Parallelo storico fra i due spunti: L’odio rimane tale indipendentemente dall’obiettivo.
[D]: Cosa direbbe a chiunque usa e alimenta l’odio per fini politici?
[R]: Molti s’illudono di poter utilizzare l’odio e di poterlo controllare, ma una volta seminato l’odio cresce da sé, non è più possibile gestirlo, e l’odio porta alla morte. L’odio contro gli ebrei ha portato all’olocausto. Quando sono state promulgate le leggi contro gli ebrei in Italia, non si prevedeva quello che è poi accaduto. Naturalmente, anche da parte islamica vi è chi semina il vento. Non esce vincitore nessuno da questa guerra.
[D]: Semina il vento è anche la storia di una gran passione amorosa finita in tragedia. Perché ha tinto tutto di nero?
[R]: La scelta della dimensione tragica è legata alla tragicità dei tempi e delle strategie politiche. Io credo che lo scrittore abbia un compito di sentinella. Deve segnalare quali possono essere i pericoli, perché lui è abituato più di altri ad osservare la realtà. La tragedia potrebbe essere alle porte: il finale avverte dei pericoli cui si va incontro sottovalutando la portata dell’odio seminato in questi anni.
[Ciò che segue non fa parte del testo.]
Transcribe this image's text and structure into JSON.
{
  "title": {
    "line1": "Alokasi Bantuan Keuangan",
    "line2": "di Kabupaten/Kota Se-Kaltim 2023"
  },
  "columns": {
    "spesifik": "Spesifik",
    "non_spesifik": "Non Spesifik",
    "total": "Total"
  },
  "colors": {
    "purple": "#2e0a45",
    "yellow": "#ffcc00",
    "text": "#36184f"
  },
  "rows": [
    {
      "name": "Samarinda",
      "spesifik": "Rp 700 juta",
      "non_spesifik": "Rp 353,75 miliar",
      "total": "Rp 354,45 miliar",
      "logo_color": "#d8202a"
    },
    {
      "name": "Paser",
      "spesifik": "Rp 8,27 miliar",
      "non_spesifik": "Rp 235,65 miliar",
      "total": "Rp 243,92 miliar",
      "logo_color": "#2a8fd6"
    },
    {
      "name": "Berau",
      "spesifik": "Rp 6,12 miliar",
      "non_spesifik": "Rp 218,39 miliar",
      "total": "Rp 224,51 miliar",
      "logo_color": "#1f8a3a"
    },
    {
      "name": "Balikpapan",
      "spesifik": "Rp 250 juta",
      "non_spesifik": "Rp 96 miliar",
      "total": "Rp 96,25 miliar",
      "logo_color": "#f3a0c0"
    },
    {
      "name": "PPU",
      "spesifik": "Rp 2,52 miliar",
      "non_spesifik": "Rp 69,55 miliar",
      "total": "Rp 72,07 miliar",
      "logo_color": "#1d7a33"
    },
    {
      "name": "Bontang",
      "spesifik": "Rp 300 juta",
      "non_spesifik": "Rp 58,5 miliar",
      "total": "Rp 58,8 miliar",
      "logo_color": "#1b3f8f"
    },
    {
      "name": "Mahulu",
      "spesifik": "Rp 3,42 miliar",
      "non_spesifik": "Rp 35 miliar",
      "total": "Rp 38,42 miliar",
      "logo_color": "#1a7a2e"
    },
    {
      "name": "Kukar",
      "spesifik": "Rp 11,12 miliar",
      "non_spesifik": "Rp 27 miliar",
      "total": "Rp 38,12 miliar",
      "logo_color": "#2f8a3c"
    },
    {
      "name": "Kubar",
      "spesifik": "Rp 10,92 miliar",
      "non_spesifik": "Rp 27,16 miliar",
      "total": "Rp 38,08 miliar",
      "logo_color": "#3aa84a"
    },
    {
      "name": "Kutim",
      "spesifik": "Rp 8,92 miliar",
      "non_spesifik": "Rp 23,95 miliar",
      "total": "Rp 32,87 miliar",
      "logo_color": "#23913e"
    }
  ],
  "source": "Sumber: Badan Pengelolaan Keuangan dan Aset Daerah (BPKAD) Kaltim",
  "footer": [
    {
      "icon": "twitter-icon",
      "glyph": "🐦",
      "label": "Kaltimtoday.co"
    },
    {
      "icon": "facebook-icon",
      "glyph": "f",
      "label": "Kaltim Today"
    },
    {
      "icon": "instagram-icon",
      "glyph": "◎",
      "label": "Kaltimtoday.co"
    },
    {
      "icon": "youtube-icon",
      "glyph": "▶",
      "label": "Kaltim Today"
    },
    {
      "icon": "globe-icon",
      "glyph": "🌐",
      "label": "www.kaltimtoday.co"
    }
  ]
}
[D]: Fra i temi conduttori del romanzo c’è il sopravvento dell’incomunicabilità nei rapporti umani, portando tutte le relazioni, sia amorose che sociali al fallimento. Le chiedo: perché oggi non si comunica più? E cosa suggerisce per tornare a comunicare?
[R]: Io non credo che sia l’incomunicabilità il tema. Credo che oggi si comunichi tanto, ma c’è la difficoltà a capirsi. Non credo proprio che ci sia questa incomunicabilità, c’è forse una difficoltà a rendere queste comunicazioni profonde, significative. Il gioco delle amicizie su Facebook è indicativo: migliaia di amici virtuali, ma pochissime amicizie concrete.
[D]: Perissinotto si trova meglio nei panni di scrittore minimalista o in quelli di scrittore Thriller?
[R]: Anche minimalista è una definizione nella quale non mi trovo esattamente perché gli americani hanno una poetica molto precisa che non è la mia. Quindi io spero di trovarmi bene semplicemente nei panni di scrittore, indipendentemente dalle etichette. La scrittura dei thriller mi ha appassionato e continua ad appassionarmi, ma vedo nella scrittura anche un ruolo sociale, e io mi sento chiamato a temi che si prestano poco ad essere integrati nella struttura del thriller. Già quando scrivevo i thriller in realtà speravo fossero di denuncia. Purtroppo per voi, amici di thrillercafè il mio nuovo romanzo non sarà un thriller.
[D]: Prendo in prestito da Marzullo, una domanda classica per terminare l’intervista: “Fatti una domanda e datti una risposta”.
[R]: Coincidenza vuole che sia stato ospite di Marzullo proprio due settimane fa, ma non ho avuto occasione di sfruttare questa domanda, pertanto ne approfitto.
La domanda che posso farmi è: perché in un’epoca in cui è così facile comunicare, una parte della politica sceglie la strada dell’incomprensione?
La risposta che posso dare è che probabilmente nelle democrazie attuali buona parte degli uomini politici è la parte peggiore della società e dell’umanità. Il numero di compromessi a cui deve scendere un politico per ottenere un’elezione lo porta a trasformarsi nella parte peggiore della società. Quali favori devi promettere? Quanti soldi devi richiedere? E poi, più alta è la carica, maggiori sono i compromessi. Va da sé.
Bene e con questo, nella speranza di non beccarci un po’ di querele da destra o sinistra, da centro… o di sopra e di sotto, terminiamo quest’intervista con Alessandro Perissinotto, che è riuscito a rispondere lucido su temi così complessi, mentre era alle prese con la riparazione di un vetro di casa, montando e smontando, siliconando e avvitando. Nel congedarmi le sue ultime parole sono state: “Il bricolage è la mia passione” e questo lo rende ancora più umano, più vicino a noi.